Development of Low-Cost Point-of-Care Technologies for Cervical Cancer Prevention Based on a Single-Board Computer

• Main Authors: Sonia Parra, Eduardo Carranza, Jackson Coole, Brady Hunt, Chelsey Smith, Pelham Keahey, Mauricio Maza, Kathleen Schmeler, Rebecca Richards-Kortum
• Format: Article
• Language: English
• Published: IEEE 2020-01-01
• Series: IEEE Journal of Translational Engineering in Health and Medicine
• Subjects: Cervical cancer prevention; low-cost medical technology; point-of-care; Raspberry Pi
• Online Access: https://ieeexplore.ieee.org/document/8978694/

Cervical cancer disproportionally affects women in low- and middle-income countries, in part due to the difficulty of implementing existing cervical cancer screening and diagnostic technologies in low-resource settings. Single-board computers offer a low-cost alternative to provide computational support for automated point-of-care technologies. Here we demonstrate two new devices for cervical cancer prevention that use a single-board computer: 1) a low-cost imaging system for real-time detection of cervical precancer and 2) a low-cost reader for real-time interpretation of lateral flow-based molecular tests to detect cervical cancer biomarkers. Using a Raspberry Pi computer to provide real-time image collection and processing, we developed: 1) a low-cost, portable high-resolution microendoscope system (PiHRME); and 2) a low-cost automatic lateral flow test reader (PiReader).

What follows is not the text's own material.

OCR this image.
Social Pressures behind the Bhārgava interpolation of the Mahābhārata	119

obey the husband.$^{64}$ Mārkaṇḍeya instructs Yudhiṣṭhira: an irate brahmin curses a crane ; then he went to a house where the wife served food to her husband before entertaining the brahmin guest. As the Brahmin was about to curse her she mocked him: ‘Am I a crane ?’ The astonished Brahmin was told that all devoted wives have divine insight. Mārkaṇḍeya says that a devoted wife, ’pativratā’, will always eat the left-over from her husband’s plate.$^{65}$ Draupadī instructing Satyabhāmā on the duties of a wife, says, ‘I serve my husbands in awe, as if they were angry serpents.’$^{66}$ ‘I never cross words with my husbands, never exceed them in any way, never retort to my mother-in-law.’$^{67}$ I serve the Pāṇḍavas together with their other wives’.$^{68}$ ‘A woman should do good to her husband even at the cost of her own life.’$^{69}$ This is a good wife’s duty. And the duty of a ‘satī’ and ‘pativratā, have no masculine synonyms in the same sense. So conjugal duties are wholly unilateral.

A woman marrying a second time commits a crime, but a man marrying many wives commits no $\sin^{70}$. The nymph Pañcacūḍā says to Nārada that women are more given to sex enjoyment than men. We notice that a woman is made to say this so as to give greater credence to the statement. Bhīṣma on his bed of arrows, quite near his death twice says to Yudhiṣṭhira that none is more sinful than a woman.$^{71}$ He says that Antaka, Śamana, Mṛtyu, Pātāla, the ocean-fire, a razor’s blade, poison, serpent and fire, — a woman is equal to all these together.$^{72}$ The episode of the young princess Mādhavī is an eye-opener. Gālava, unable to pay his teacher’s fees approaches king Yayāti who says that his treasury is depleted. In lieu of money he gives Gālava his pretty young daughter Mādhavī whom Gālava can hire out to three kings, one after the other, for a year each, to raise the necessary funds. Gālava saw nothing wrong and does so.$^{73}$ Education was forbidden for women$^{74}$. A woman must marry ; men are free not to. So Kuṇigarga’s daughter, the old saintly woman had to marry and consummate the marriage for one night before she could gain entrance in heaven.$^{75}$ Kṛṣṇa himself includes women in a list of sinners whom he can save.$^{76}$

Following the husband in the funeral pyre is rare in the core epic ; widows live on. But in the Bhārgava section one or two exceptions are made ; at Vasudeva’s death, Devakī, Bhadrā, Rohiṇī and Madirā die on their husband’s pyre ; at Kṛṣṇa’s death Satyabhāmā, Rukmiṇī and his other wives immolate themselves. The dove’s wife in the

The PiHRME acquired high-resolution ($4.4~\mu \text{m}$ ) images of the cervix at half the cost of existing high-resolution microendoscope systems; image analysis algorithms based on convolutional neural networks were implemented to provide real-time image interpretation. The PiReader acquired and analyzed images of a point-of-care human papillomavirus (HPV) serology test with the same contrast and accuracy as a standard flatbed high-resolution scanner coupled to a laptop computer, for less than one-fifth of the cost. Raspberry Pi single-board computers provide a low-cost means to implement point-of-care tools with automatic image analysis. This work demonstrates the promise of single-board computers to develop and translate low-cost, point-of-care technologies for use in low-resource settings.